11/2016. Women proclaim a charter of principles & demands during the Kilimanjaro initiative on women land rights

BY MARILYN KABALERE, Advocacy Officer On 16th October 2016, women from all over Africa gathered in Tanzania to discuss and make demands for their land rights in what was termed as the Kirimanjaro Initiative on Women Land Rights. The women proclaimed a charter of principles and demands specifically on women’s access to, control, ownership, inheritance and disposal of land and natural resources. The Charter highlighted very clear demands to National Governments which include the need for;

Women hand over their demands to the representative from the African Union

  • Sensitization of leaders, (traditional, community, and religious and others), youth, people with disabilities, and women on the law and policies on land.
  • Women empowerment by enabling them to access their land rights, technology, and financial resources to improve their livelihoods.
  • Translate the land policies and laws into accessible local languages.
  • Sex disaggregated digital inventory of tenure rights within public, community, and private lands so that all land is identified, recorded, and made public for safeguarding.

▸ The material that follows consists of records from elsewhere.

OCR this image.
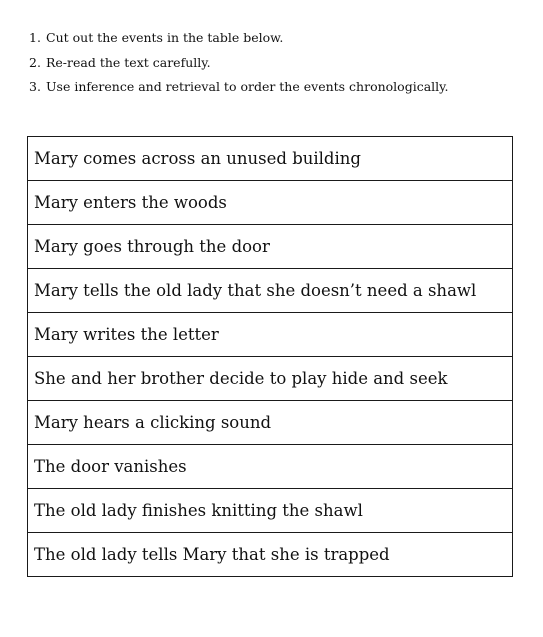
1. Cut out the events in the table below.
2. Re-read the text carefully.
3. Use inference and retrieval to order the events chronologically.
Mary comes across an unused building
Mary enters the woods
Mary goes through the door
Mary tells the old lady that she doesn’t need a shawl
Mary writes the letter
She and her brother decide to play hide and seek
Mary hears a clicking sound
The door vanishes
The old lady finishes knitting the shawl
The old lady tells Mary that she is trapped
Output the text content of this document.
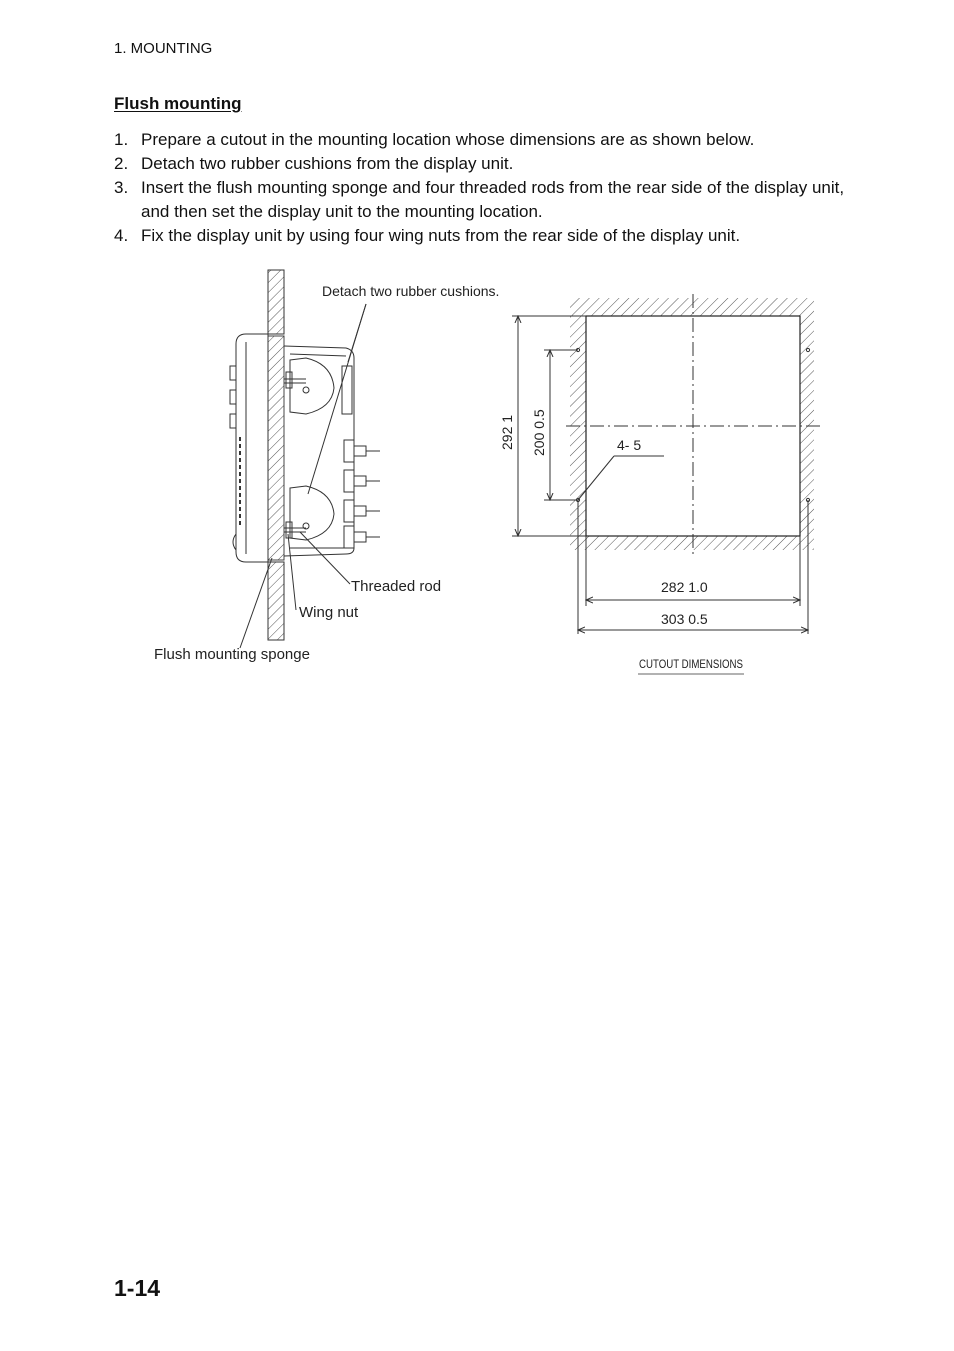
1. MOUNTING
Flush mounting
1. Prepare a cutout in the mounting location whose dimensions are as shown below.
2. Detach two rubber cushions from the display unit.
3. Insert the flush mounting sponge and four threaded rods from the rear side of the display unit, and then set the display unit to the mounting location.
4. Fix the display unit by using four wing nuts from the rear side of the display unit.
Detach two rubber cushions.
Threaded rod
Wing nut
Flush mounting sponge
292 1 200 0.5	4- 5
282 1.0
303 0.5
CUTOUT DIMENSIONS
1-14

  • 50% participation of women in decision making bodies and implementation of land issues and matters (including in the valuation of land and payment of compensation for natural resources) so that they can speak and defend their land rights.
  • Governments should regulate businesses and investors that pollute the environment and adversely affect the environment and the health of communities, especially women and children.

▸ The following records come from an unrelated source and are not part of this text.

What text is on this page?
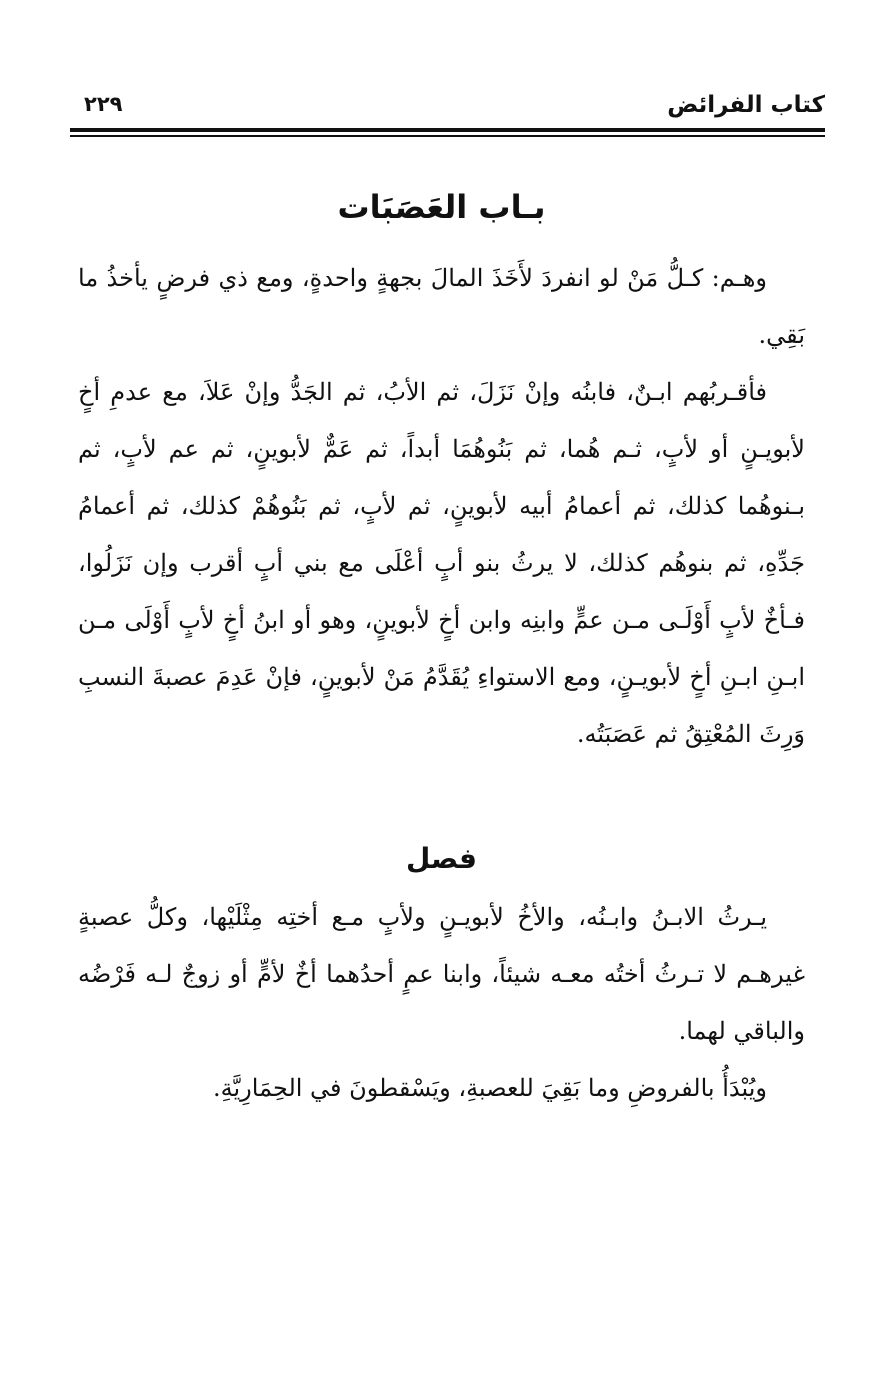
كتاب الفرائض
٢٢٩
بـاب العَصَبَات

وهـم: كـلُّ مَنْ لو انفردَ لأَخَذَ المالَ بجهةٍ واحدةٍ، ومع ذي فرضٍ يأخذُ ما بَقِي.

فأقـربُهم ابـنٌ، فابنُه وإنْ نَزَلَ، ثم الأبُ، ثم الجَدُّ وإنْ عَلاَ، مع عدمِ أخٍ لأبويـنٍ أو لأبٍ، ثـم هُما، ثم بَنُوهُمَا أبداً، ثم عَمٌّ لأبوينٍ، ثم عم لأبٍ، ثم بـنوهُما كذلك، ثم أعمامُ أبيه لأبوينٍ، ثم لأبٍ، ثم بَنُوهُمْ كذلك، ثم أعمامُ جَدِّهِ، ثم بنوهُم كذلك، لا يرثُ بنو أبٍ أعْلَى مع بني أبٍ أقرب وإن نَزَلُوا، فـأخٌ لأبٍ أَوْلَـى مـن عمٍّ وابنِه وابن أخٍ لأبوينٍ، وهو أو ابنُ أخٍ لأبٍ أَوْلَى مـن ابـنِ ابـنِ أخٍ لأبويـنٍ، ومع الاستواءِ يُقَدَّمُ مَنْ لأبوينٍ، فإنْ عَدِمَ عصبةَ النسبِ وَرِثَ المُعْتِقُ ثم عَصَبَتُه.

فصل

يـرثُ الابـنُ وابـنُه، والأخُ لأبويـنٍ ولأبٍ مـع أختِه مِثْلَيْها، وكلُّ عصبةٍ غيرهـم لا تـرثُ أختُه معـه شيئاً، وابنا عمٍ أحدُهما أخٌ لأمٍّ أو زوجٌ لـه فَرْضُه والباقي لهما.

ويُبْدَأُ بالفروضِ وما بَقِيَ للعصبةِ، ويَسْقطونَ في الحِمَارِيَّةِ.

  • Governments should avoid land based investments which forcefully displace rural communities, particularly women and children.
  • Women and communities must have a say on who and what kind of investment and companies invest in their communities. The investor must be obliged to provide information about the impacts of their investment on the communities.

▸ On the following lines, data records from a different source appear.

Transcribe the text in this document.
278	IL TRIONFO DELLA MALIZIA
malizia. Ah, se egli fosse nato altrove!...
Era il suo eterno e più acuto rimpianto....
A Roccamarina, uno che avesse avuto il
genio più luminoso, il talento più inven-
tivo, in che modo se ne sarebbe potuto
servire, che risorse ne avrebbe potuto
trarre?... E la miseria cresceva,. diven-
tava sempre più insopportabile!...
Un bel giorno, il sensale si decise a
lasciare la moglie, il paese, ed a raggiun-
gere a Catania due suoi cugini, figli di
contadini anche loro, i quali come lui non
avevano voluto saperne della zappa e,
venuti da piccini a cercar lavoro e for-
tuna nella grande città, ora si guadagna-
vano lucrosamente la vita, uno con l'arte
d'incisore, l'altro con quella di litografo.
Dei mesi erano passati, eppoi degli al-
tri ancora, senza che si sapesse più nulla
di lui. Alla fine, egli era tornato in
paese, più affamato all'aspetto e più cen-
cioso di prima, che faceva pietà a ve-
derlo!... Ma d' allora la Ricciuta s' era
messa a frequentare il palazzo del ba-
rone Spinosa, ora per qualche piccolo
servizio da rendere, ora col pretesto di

  • Investments on land should be done in partnership with communities, governments, and investors. There must be a 40% minimum share in the profits and environmental protection.
  • People living with disabilities and other vulnerable groups (people living with HIV/AIDs, widows) must be taken into account in all land matters. These people must be represented in all decision-making bodies and involved in the implementation process.
  • Pastoral lands must be recognized and protected by law and other mechanisms.
  • Ban harmful and oppressive cultural practices that undermine women’s rights including those that prohibit women from inheriting land and other recourses.
  • Government should enact laws to provide security and protection of women’s rights defenders.
  • Stop persistent farmer – pastoralist conflicts over the use of land and other resources.
  • Enact inheritance laws to provide and safeguard women’s land rights where they do not exist.
Recommendations to the Governments, donors, and Regional Blocks
  • Civic education on the land laws so that women understand land laws and their rights. This should include promotion of adult education particularly in rural areas.
  • Review, harmonize and update land laws to reflect women’s rights on land.
  • Engage governments in the Kilimanjaro initiative for them to support women’s land rights.
  • Involve youth in land issues. They should also have representation in decision-making bodies.
  • Joint and equal ownership of land through joint land title deeds.
  • Include women in customary land governance structures.
  • Ensure customary laws are consistent with constitutional and statutory safeguards for women’s land rights.
  • Land laws and policies should be translated and made available to communities in accessible local languages.
  • Mobilize and build women’s movements in support of women’s land rights e.g. the Kilimanjaro initiative and popularize their demands and solutions.
  • Educate and mobilize custodians of culture to become champions of women’s land rights.
  • Create an African network of women’s rights defenders.
  • Recognize and facilitate the work of women’s rights defenders.
  • Implement the AU’s recommendation that requires states to allocate at least 30% of land to women.
  • Improve land rights of women through legislative and other mechanisms.
  • Establish gender-responsive property rights framework beyond land laws by reforming marital property law, succession (inheritance law, etc).
  • Identify and protect farming and grazing areas to stop conflicts pitting pastoralists and farmers.